Friday, April 17, 2009

Equality for Supremacy?!!

The Times of India Editorial on April 13th talked about “Gender bias leaves China with 32 million extra boy babies”. One-child policy with punishment for second child and deprivation of social benefits has not helped. A male baby market has developed in China and kidnapping of male children is on rise. This bias and its severe consequences are pertinent not only for China but for the whole world for two main reasons. One, because China accounts for almost 20% of the world population and two, because other countries (like India) do not seem to be taking the lesson. I promise you the rest of the stuff will not be as boring!

I was thinking what it would be like to live in a world where you have a woman for say every two men. Suddenly I realized that I already have lived in such a world – 4 years at IIT Bombay and 2 years at IIM Bangalore! In fact it was much worse than that, in IITB it was around 20:1 and in IIMB it was around 4:1. And I can confidently vouch for several of my male fellow students that it was definitely not a pleasant state of affairs. So here is the key ironical, ridiculuous and yet sensible argument which is prompting me to write such a long story – if for nothing else, equality of women should be granted to retain the supremacy! (And please, if there is so supremacy or perceived supremacy then there is no point in crying for equality and you can stop reading here).

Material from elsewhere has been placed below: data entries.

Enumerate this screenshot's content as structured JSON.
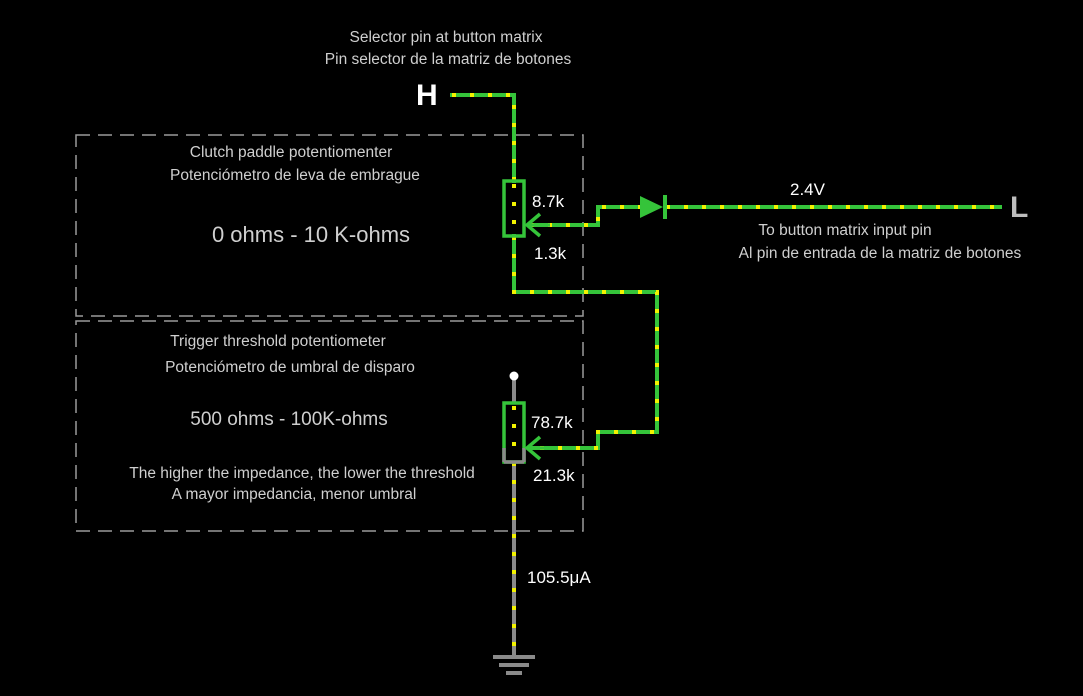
{
  "nodes": {
    "high": "H",
    "low": "L"
  },
  "selector_label": {
    "line1": "Selector pin at button matrix",
    "line2": "Pin selector de la matriz de botones"
  },
  "input_label": {
    "line1": "To button matrix input pin",
    "line2": "Al pin de entrada de la matriz de botones"
  },
  "clutch_box": {
    "title": "Clutch paddle potentiomenter",
    "subtitle": "Potenciómetro de leva de embrague",
    "range": "0 ohms - 10 K-ohms"
  },
  "trigger_box": {
    "title": "Trigger threshold potentiometer",
    "subtitle": "Potenciómetro de umbral de disparo",
    "range": "500 ohms - 100K-ohms",
    "note1": "The higher the impedance, the lower the threshold",
    "note2": "A mayor impedancia, menor umbral"
  },
  "readouts": {
    "clutch_upper": "8.7k",
    "clutch_lower": "1.3k",
    "trigger_upper": "78.7k",
    "trigger_lower": "21.3k",
    "diode_voltage": "2.4V",
    "ground_current": "105.5μA"
  },
  "colors": {
    "wire": "#35c43a",
    "current_dots": "#f2f200",
    "inactive_wire": "#8a8a8a",
    "background": "#000000"
  }
}
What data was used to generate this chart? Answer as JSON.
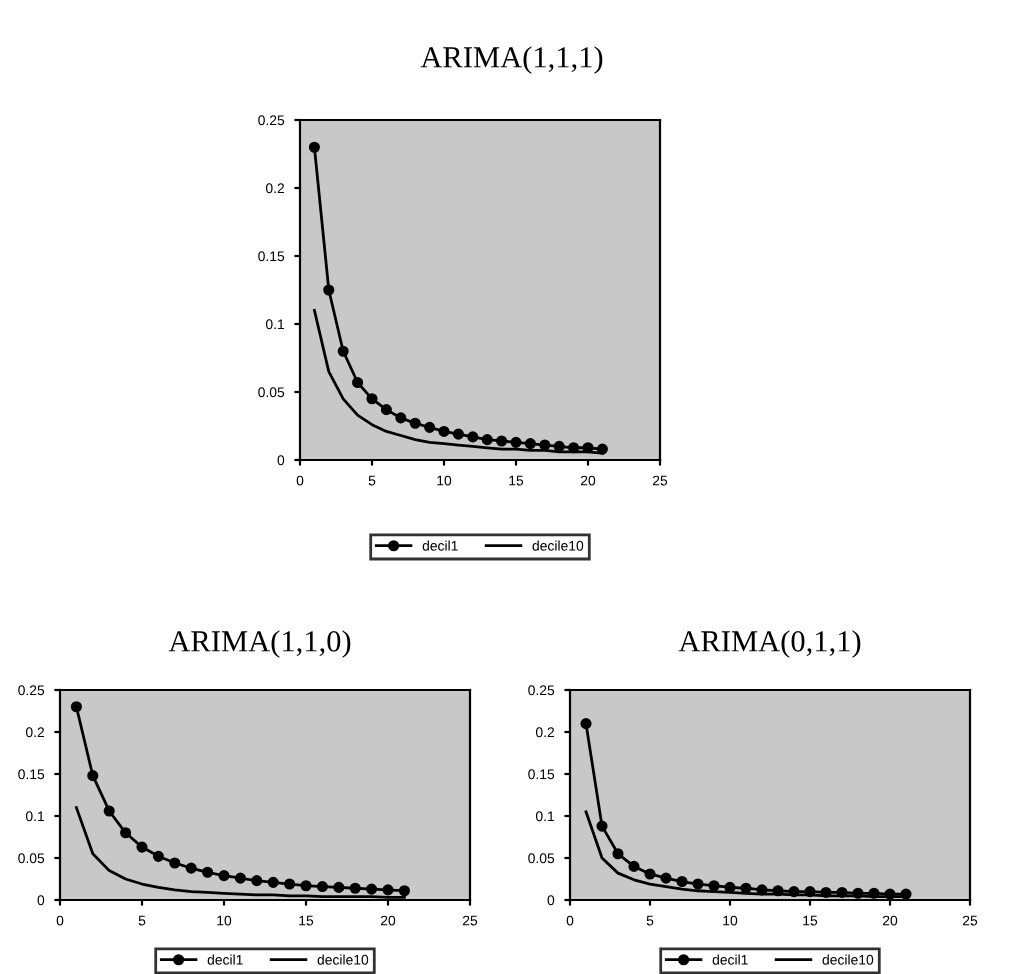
{
  "chart_data": [
    {
      "type": "line",
      "title": "ARIMA(1,1,1)",
      "x": [
        1,
        2,
        3,
        4,
        5,
        6,
        7,
        8,
        9,
        10,
        11,
        12,
        13,
        14,
        15,
        16,
        17,
        18,
        19,
        20,
        21
      ],
      "xlim": [
        0,
        25
      ],
      "xticks": [
        0,
        5,
        10,
        15,
        20,
        25
      ],
      "ylim": [
        0,
        0.25
      ],
      "yticks": [
        0,
        0.05,
        0.1,
        0.15,
        0.2,
        0.25
      ],
      "grid": false,
      "legend": "bottom",
      "series": [
        {
          "name": "decil1",
          "color": "#000000",
          "marker": "circle",
          "values": [
            0.23,
            0.125,
            0.08,
            0.057,
            0.045,
            0.037,
            0.031,
            0.027,
            0.024,
            0.021,
            0.019,
            0.017,
            0.015,
            0.014,
            0.013,
            0.012,
            0.011,
            0.01,
            0.009,
            0.009,
            0.008
          ]
        },
        {
          "name": "decile10",
          "color": "#000000",
          "marker": "none",
          "values": [
            0.11,
            0.065,
            0.045,
            0.033,
            0.026,
            0.021,
            0.018,
            0.015,
            0.013,
            0.012,
            0.011,
            0.01,
            0.009,
            0.008,
            0.008,
            0.007,
            0.007,
            0.006,
            0.006,
            0.006,
            0.005
          ]
        }
      ]
    },
    {
      "type": "line",
      "title": "ARIMA(1,1,0)",
      "x": [
        1,
        2,
        3,
        4,
        5,
        6,
        7,
        8,
        9,
        10,
        11,
        12,
        13,
        14,
        15,
        16,
        17,
        18,
        19,
        20,
        21
      ],
      "xlim": [
        0,
        25
      ],
      "xticks": [
        0,
        5,
        10,
        15,
        20,
        25
      ],
      "ylim": [
        0,
        0.25
      ],
      "yticks": [
        0,
        0.05,
        0.1,
        0.15,
        0.2,
        0.25
      ],
      "grid": false,
      "legend": "bottom",
      "series": [
        {
          "name": "decil1",
          "color": "#000000",
          "marker": "circle",
          "values": [
            0.23,
            0.148,
            0.106,
            0.08,
            0.063,
            0.052,
            0.044,
            0.038,
            0.033,
            0.029,
            0.026,
            0.023,
            0.021,
            0.019,
            0.017,
            0.016,
            0.015,
            0.014,
            0.013,
            0.012,
            0.011
          ]
        },
        {
          "name": "decile10",
          "color": "#000000",
          "marker": "none",
          "values": [
            0.11,
            0.055,
            0.035,
            0.025,
            0.019,
            0.015,
            0.012,
            0.01,
            0.009,
            0.008,
            0.007,
            0.006,
            0.006,
            0.005,
            0.005,
            0.004,
            0.004,
            0.004,
            0.004,
            0.003,
            0.003
          ]
        }
      ]
    },
    {
      "type": "line",
      "title": "ARIMA(0,1,1)",
      "x": [
        1,
        2,
        3,
        4,
        5,
        6,
        7,
        8,
        9,
        10,
        11,
        12,
        13,
        14,
        15,
        16,
        17,
        18,
        19,
        20,
        21
      ],
      "xlim": [
        0,
        25
      ],
      "xticks": [
        0,
        5,
        10,
        15,
        20,
        25
      ],
      "ylim": [
        0,
        0.25
      ],
      "yticks": [
        0,
        0.05,
        0.1,
        0.15,
        0.2,
        0.25
      ],
      "grid": false,
      "legend": "bottom",
      "series": [
        {
          "name": "decil1",
          "color": "#000000",
          "marker": "circle",
          "values": [
            0.21,
            0.088,
            0.055,
            0.04,
            0.031,
            0.026,
            0.022,
            0.019,
            0.017,
            0.015,
            0.014,
            0.012,
            0.011,
            0.01,
            0.01,
            0.009,
            0.009,
            0.008,
            0.008,
            0.007,
            0.007
          ]
        },
        {
          "name": "decile10",
          "color": "#000000",
          "marker": "none",
          "values": [
            0.105,
            0.05,
            0.032,
            0.024,
            0.019,
            0.016,
            0.013,
            0.011,
            0.01,
            0.009,
            0.008,
            0.007,
            0.007,
            0.006,
            0.006,
            0.005,
            0.005,
            0.005,
            0.004,
            0.004,
            0.004
          ]
        }
      ]
    }
  ]
}
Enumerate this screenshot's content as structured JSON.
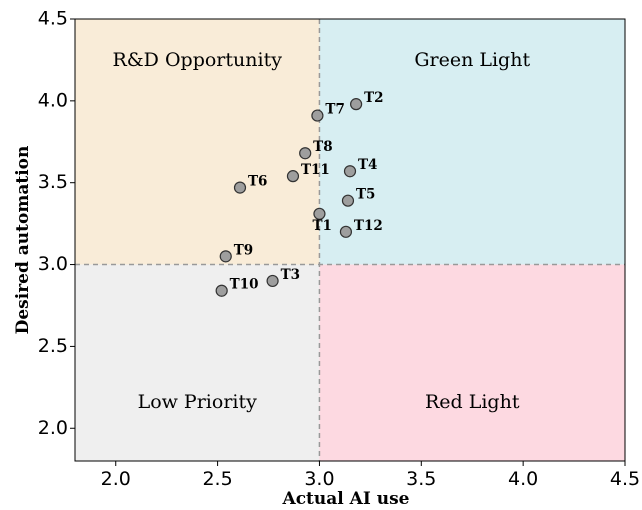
{
  "chart_data": {
    "type": "scatter",
    "title": "",
    "xlabel": "Actual AI use",
    "ylabel": "Desired automation",
    "xlim": [
      1.8,
      4.5
    ],
    "ylim": [
      1.8,
      4.5
    ],
    "xticks": [
      "2.0",
      "2.5",
      "3.0",
      "3.5",
      "4.0",
      "4.5"
    ],
    "yticks": [
      "2.0",
      "2.5",
      "3.0",
      "3.5",
      "4.0",
      "4.5"
    ],
    "grid": false,
    "thresholds": {
      "x": 3.0,
      "y": 3.0
    },
    "quadrants": [
      {
        "name": "R&D Opportunity",
        "position": "top-left",
        "color": "#f9ecd8"
      },
      {
        "name": "Green Light",
        "position": "top-right",
        "color": "#d7eef2"
      },
      {
        "name": "Low Priority",
        "position": "bottom-left",
        "color": "#efefef"
      },
      {
        "name": "Red Light",
        "position": "bottom-right",
        "color": "#fdd9e1"
      }
    ],
    "marker_color": "#9e9e9e",
    "points": [
      {
        "label": "T1",
        "x": 3.0,
        "y": 3.31,
        "label_pos": "below"
      },
      {
        "label": "T2",
        "x": 3.18,
        "y": 3.98,
        "label_pos": "right"
      },
      {
        "label": "T3",
        "x": 2.77,
        "y": 2.9,
        "label_pos": "right"
      },
      {
        "label": "T4",
        "x": 3.15,
        "y": 3.57,
        "label_pos": "right"
      },
      {
        "label": "T5",
        "x": 3.14,
        "y": 3.39,
        "label_pos": "right"
      },
      {
        "label": "T6",
        "x": 2.61,
        "y": 3.47,
        "label_pos": "right"
      },
      {
        "label": "T7",
        "x": 2.99,
        "y": 3.91,
        "label_pos": "right"
      },
      {
        "label": "T8",
        "x": 2.93,
        "y": 3.68,
        "label_pos": "right"
      },
      {
        "label": "T9",
        "x": 2.54,
        "y": 3.05,
        "label_pos": "right"
      },
      {
        "label": "T10",
        "x": 2.52,
        "y": 2.84,
        "label_pos": "right"
      },
      {
        "label": "T11",
        "x": 2.87,
        "y": 3.54,
        "label_pos": "right"
      },
      {
        "label": "T12",
        "x": 3.13,
        "y": 3.2,
        "label_pos": "right"
      }
    ]
  }
}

One of my seniors at IIT Bombay after passing out told me, do not make a girl friend while at college. Please wait till you pass out and you will have the world at your feet. Now, I do not buy is argument completely but the rationale behind it is very relevant to this discussion. The kind of “bhaav” (attention/value) a girl gets at an IIT/IIM (hereby lovingly called IIX) is so highly over the board. This was acutely visible when it was 20:1 and less acutely visible when it was 4:1. But both the times, it was very much there. The power a half beautiful damsel can yield in favorable surroundings is remarkable. Her beauty sort of multiplies by a factor directly proportional to the male-female ratio! I would deliberately not cite examples to avoid getting blasted but surely you all have had you own share of experiences. But most certainly and without an iota of exaggeration, we need to shout for male equality in IIX’s!

To the best of my memory, any decent looking girl would already be committed or very seriously and sincerely be the arranged marriage kind of girl. And hence, there would be a vast male population deprived of any kind of romantic opportunities. It was not uncommon for a girl to have double digit suitors, talk about male supremacy! There always used to be large section of boys with minimal or zero interaction with any girl. Maybe it was out of the gender bias, inability or maybe it was just pure unwillingness. Whatever be the reason, the fact is that the time window was a small portion of their life. What if they faced such a scenario life long? Who would be paying the dowry in such a world and who will get burnt in the kitchen? (The editorial also mentioned that in some parts of India, men are paying a “bride price” for a wife.)

There was lovely movie “Matrubhoomi” on the same issue with a very strong social message. It portrays a population bias but retains the male supremacy of the present. I do not buy the latter part, but I strongly recommend you to watch it. Bottomline – be it physics, relationships or our world, equality is necessary for stability. The further you move, the stronger will be the force of nature moving you back to the equilibrium.